Your friends and family keep you stirred up. You gotta love them. Your friends and family want to support you. They may be angry about what happened and let you know. They need to heal, and you need to heal.
- At first this is supportive. If it continues, your feelings are stirred up and you relive the event again.
- Use these strategies to help you and your loved ones who want to support you:
- Let them know how much their support helped you.
- Tell them, in order for you to heal, you need to quit reliving it. They may ask how you’re doing, but please don’t rehash the story.
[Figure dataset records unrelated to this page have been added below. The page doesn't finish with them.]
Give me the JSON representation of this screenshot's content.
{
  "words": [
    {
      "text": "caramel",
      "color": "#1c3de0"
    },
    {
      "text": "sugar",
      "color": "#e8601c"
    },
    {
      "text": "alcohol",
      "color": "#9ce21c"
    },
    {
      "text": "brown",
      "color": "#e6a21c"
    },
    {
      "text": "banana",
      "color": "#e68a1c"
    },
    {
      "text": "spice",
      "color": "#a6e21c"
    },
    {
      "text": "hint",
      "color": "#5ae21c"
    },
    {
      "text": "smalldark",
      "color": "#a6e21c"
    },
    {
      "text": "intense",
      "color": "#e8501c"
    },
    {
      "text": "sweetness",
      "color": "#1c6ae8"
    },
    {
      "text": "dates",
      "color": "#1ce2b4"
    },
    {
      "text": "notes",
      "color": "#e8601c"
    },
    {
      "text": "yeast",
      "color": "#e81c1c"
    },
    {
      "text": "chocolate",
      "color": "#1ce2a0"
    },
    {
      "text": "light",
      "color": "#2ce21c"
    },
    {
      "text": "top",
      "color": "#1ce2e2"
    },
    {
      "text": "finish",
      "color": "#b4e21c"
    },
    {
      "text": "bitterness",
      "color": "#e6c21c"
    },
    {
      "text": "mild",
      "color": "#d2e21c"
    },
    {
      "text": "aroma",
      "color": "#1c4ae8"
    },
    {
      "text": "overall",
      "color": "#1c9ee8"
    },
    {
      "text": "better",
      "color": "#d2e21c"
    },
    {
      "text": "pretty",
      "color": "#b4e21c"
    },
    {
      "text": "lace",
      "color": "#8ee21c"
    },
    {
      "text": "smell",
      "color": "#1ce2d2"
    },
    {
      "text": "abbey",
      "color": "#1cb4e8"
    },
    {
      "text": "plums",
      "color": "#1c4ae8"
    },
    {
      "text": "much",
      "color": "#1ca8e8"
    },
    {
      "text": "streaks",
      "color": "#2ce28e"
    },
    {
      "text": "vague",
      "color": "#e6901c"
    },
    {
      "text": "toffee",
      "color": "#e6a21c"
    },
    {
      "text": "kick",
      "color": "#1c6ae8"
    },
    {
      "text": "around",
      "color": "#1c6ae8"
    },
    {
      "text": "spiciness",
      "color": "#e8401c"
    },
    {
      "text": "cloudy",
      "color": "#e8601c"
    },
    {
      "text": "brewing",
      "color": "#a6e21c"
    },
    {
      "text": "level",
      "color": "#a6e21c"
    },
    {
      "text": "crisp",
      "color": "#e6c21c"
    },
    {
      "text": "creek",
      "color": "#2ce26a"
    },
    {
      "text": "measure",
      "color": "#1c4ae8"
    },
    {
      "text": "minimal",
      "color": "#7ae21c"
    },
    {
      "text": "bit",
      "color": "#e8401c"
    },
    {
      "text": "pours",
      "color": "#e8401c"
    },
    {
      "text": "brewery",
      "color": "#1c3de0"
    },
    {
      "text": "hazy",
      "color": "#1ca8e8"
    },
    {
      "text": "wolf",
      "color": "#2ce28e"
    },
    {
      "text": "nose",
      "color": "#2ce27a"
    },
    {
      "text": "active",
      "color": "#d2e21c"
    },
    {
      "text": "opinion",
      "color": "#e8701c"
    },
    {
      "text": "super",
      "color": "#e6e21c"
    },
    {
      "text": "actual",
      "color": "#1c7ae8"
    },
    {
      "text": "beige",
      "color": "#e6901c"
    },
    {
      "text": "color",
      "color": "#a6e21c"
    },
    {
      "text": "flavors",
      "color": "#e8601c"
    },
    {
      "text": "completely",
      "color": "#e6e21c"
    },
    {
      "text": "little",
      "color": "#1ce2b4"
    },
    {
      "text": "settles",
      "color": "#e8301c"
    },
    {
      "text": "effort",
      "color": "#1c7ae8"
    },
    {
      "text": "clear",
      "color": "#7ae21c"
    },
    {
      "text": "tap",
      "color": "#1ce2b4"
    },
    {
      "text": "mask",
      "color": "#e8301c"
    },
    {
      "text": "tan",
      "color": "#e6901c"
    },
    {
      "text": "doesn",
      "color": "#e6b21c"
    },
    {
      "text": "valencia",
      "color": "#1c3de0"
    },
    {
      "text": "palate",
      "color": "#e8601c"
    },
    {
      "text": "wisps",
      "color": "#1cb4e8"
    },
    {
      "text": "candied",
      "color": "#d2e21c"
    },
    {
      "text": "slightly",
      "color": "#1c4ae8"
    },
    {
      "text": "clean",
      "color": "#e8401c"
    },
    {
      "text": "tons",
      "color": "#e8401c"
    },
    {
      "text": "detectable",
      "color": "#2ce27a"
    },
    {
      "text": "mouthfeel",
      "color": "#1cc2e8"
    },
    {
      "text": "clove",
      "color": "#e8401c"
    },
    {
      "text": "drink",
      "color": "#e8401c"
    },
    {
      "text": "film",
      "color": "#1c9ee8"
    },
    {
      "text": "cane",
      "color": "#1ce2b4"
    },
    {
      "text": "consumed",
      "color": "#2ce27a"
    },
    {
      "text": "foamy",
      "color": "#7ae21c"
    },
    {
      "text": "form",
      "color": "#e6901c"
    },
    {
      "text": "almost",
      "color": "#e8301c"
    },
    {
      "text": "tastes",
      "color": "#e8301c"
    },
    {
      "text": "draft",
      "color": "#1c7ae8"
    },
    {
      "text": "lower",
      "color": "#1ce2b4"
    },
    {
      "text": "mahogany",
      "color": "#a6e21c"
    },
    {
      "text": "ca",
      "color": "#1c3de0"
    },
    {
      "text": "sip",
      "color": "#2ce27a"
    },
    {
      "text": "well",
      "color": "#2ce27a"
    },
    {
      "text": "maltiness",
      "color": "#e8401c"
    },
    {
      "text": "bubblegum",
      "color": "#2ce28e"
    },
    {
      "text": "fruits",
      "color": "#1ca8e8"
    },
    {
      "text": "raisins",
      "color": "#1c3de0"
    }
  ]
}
- Ask them to assist you by helping you to quit reliving the story. Give them something to say such as, “I’m glad to listen, but you did say you didn’t want to relive what happened. How can I help you most right now?”
These strategies will assist you in breaking the habit of continuing to relive the painful event. Once you quit thinking about it, you can move back into happiness. (You’ll learn more in Module 3.)
Your self-talk can support your healing or make it more difficult. Avoiding re-living the painful situation and asking others to not have you relive it will assist you in moving forward.
By managing your thoughts, you’ll decrease the chemicals in your body which affect your attitude and mood.
Exploring Letting Go
In the next module, you’ll explore the concept of forgiveness, what it is and what it isn’t. Before moving on, please anchor in this lesson by spending a few minutes with the following reflection questions.
The following questions are designed to assist you in coming to know yourself better. Answer them as fully as you can.
- Think back to someone who hurt you emotionally. How often did you keep re-living the situation? What did re-living the situation do to you?
- What kinds of stories did you make up about what happened? Explore the motives you attached to the other person and what you made up as their thoughts about you.
- Consider a time the support of family and friends kept the pain alive. Explore how their bringing up the event either helped or hurt you.